HD 20644

Observation data Epoch J2000.0 Equinox J2000.0
- Constellation: Aries
- Right ascension: 03^{h} 20^{m} 20.36111^{s}
- Declination: +29° 02′ 54.4451″
- Apparent magnitude (V): 4.47

Characteristics
- Evolutionary stage: red giant branch
- Spectral type: K3IIIa Ba0.5
- B−V color index: 1.555±0.020

Astrometry
- Radial velocity (R_{v}): −3.09±0.28 km/s
- Proper motion (μ): RA: −7.71 mas/yr Dec.: −16.91 mas/yr
- Parallax (π): 6.01±0.25 mas
- Distance: 540 ± 20 ly (166 ± 7 pc)
- Absolute magnitude (M_{V}): −1.63

Details
- Mass: 3.07±0.39 M_{☉}
- Radius: 65.70+2.66 −2.80 R_{☉}
- Luminosity: 1,576±199 L_{☉}
- Surface gravity (log g): 2.00 cgs
- Temperature: 4,485±108 K
- Metallicity [Fe/H]: −0.27±0.04 dex
- Rotational velocity (v sin i): 1.4 km/s
- Age: 350±140 Myr
- Other designations: BD+28°516, FK5 2234, HD 20644, HIP 15549, HR 999, SAO 75871

Database references
- SIMBAD: data

= HD 20644 =

Star in the constellation Aries

HD 20644 is a suspected binary star system in the constellation Aries. It has an orange hue and is visible to the naked eye with an apparent visual magnitude of 4.47. The system is located at a distance of approximately 540 light years from the Sun based on parallax, but is drifting closer with a radial velocity of −3 km/s.

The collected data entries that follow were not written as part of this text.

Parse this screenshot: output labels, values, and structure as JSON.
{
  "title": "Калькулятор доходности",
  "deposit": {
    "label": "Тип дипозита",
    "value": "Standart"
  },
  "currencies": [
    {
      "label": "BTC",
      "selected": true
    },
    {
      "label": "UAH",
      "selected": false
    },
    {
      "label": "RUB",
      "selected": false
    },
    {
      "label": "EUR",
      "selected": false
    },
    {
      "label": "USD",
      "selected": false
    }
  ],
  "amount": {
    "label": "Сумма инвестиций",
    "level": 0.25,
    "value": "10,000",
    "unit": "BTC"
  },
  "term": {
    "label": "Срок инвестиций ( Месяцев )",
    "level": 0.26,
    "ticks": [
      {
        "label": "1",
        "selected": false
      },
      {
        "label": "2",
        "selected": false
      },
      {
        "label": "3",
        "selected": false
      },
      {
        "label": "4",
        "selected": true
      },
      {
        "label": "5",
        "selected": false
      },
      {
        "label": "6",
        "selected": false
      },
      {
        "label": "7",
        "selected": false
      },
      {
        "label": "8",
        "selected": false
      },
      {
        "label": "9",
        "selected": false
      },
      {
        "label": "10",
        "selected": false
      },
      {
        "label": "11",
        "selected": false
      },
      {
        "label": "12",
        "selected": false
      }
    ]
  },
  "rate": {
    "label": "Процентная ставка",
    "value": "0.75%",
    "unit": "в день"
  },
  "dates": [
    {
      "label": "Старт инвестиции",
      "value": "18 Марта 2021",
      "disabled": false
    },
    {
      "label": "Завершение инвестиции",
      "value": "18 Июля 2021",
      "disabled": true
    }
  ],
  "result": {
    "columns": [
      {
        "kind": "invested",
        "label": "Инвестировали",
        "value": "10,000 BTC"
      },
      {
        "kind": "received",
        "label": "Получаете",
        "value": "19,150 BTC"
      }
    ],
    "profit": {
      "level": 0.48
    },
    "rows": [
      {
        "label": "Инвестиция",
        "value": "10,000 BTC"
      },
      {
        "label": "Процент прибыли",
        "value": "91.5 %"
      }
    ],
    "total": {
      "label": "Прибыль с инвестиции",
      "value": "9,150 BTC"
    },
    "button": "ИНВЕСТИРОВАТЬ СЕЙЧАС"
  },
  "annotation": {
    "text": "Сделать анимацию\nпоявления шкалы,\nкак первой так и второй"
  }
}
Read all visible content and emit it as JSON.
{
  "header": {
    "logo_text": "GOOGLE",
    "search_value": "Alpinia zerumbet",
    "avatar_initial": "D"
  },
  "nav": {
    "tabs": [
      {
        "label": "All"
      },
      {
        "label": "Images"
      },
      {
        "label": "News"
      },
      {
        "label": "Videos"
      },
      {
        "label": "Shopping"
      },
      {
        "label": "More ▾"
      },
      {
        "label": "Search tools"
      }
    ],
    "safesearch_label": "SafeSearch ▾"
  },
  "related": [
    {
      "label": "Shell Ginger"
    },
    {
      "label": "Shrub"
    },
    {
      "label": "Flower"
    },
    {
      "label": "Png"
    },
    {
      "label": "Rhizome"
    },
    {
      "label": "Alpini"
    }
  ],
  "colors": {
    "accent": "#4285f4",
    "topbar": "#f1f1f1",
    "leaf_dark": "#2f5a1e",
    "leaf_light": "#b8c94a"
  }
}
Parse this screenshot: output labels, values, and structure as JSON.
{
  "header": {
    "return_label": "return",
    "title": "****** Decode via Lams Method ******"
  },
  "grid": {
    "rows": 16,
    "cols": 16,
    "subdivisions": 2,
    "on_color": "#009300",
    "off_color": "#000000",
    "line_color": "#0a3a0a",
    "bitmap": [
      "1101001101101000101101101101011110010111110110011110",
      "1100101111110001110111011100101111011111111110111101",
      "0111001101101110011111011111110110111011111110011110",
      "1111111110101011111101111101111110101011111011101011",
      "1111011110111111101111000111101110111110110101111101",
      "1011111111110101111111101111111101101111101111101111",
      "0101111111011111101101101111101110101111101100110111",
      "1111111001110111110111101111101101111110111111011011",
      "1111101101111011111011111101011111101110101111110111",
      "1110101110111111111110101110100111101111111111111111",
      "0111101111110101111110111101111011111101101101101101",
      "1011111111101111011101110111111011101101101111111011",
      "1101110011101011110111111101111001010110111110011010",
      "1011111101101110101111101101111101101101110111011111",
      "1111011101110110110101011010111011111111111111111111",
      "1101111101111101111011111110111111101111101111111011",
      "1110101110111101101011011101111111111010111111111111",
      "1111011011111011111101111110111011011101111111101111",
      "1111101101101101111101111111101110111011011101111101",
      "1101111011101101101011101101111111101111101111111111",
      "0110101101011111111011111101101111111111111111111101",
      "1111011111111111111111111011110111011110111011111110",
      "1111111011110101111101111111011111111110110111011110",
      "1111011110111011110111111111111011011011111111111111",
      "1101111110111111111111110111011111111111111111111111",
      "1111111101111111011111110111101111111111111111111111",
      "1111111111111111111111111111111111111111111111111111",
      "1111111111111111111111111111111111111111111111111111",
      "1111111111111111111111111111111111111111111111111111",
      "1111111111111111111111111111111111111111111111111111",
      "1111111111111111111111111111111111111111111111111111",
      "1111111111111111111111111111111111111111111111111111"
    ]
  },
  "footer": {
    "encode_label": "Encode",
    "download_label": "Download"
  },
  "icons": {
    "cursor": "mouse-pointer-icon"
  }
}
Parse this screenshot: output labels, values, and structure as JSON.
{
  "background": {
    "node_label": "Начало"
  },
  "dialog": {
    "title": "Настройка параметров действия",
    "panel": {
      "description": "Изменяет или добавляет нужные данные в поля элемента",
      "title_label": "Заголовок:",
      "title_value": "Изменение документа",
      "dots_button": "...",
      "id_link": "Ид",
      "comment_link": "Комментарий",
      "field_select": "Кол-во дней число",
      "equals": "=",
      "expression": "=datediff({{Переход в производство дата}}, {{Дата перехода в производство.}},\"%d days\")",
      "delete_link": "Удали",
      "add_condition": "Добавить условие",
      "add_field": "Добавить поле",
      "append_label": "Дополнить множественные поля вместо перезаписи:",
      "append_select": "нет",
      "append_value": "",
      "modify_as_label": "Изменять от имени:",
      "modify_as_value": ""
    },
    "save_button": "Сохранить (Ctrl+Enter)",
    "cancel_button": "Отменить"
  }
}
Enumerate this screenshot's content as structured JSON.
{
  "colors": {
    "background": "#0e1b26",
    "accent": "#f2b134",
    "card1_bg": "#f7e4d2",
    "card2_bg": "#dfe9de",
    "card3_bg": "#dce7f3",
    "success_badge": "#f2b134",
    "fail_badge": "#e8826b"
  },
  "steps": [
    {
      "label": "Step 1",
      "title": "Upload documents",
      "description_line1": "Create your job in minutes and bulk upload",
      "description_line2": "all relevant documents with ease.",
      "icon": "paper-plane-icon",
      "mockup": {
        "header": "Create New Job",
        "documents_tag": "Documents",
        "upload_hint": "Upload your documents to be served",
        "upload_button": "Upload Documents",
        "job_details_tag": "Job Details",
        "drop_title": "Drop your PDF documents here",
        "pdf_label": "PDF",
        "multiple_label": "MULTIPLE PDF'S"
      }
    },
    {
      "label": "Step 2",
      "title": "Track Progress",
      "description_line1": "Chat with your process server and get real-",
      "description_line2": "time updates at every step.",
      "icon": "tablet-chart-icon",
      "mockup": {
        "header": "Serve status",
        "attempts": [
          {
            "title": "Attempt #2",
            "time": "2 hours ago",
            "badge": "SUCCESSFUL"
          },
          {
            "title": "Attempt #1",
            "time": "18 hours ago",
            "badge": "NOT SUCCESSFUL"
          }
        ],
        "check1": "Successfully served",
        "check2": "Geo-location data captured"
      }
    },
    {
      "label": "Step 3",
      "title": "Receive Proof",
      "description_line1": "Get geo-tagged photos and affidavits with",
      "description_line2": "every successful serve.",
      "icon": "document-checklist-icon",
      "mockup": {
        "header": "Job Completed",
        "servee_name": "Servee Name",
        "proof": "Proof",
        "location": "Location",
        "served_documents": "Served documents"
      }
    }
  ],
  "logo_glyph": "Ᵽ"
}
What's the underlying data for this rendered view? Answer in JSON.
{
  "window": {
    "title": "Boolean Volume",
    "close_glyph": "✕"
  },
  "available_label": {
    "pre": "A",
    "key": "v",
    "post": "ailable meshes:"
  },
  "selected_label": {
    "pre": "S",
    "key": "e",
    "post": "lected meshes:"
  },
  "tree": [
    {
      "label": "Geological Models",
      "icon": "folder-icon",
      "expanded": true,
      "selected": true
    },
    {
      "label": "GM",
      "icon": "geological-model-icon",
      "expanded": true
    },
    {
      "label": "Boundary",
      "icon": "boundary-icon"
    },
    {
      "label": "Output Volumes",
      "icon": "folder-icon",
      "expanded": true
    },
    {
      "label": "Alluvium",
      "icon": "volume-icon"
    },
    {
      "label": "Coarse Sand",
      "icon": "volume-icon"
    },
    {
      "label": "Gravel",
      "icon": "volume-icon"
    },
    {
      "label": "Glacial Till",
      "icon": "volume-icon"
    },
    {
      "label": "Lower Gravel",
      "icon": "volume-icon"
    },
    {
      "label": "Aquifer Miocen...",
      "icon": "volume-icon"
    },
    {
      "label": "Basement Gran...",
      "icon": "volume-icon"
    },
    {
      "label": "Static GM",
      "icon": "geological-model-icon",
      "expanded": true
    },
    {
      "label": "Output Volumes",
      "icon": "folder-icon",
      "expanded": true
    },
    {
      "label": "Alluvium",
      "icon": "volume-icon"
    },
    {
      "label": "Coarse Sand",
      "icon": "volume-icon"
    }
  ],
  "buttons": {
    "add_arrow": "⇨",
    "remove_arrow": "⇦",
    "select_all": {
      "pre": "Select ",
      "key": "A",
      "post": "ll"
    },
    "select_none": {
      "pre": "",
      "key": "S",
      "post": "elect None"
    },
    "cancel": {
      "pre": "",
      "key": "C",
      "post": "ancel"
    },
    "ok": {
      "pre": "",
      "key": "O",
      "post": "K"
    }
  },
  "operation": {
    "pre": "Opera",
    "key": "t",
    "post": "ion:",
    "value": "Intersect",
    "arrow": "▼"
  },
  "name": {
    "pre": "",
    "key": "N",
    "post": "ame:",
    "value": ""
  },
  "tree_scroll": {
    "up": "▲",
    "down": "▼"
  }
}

The visible component is an aging giant star with a stellar classification of K3IIIa Ba0.5, where the suffix notation indicates this is a mild barium star. The atmosphere of this star is enriched with s-process elements that are posited to have been transferred from what is now a white dwarf companion when it evolved along the asymptotic giant branch (AGB). Alternatively, this star may itself be on the AGB. Analysis of the star gives a 74% probability that it is on the red giant branch, otherwise it would be a red clump star.

HD 20644 is about 350 million years old with three times the mass of the Sun and is spinning with a projected rotational velocity of 1.4 km/s. With the supply of hydrogen at its core exhausted, it has expanded to 66 times the Sun's radius. It is radiating 1,576 times the luminosity of the Sun from its photosphere at an effective temperature of 4,485 K.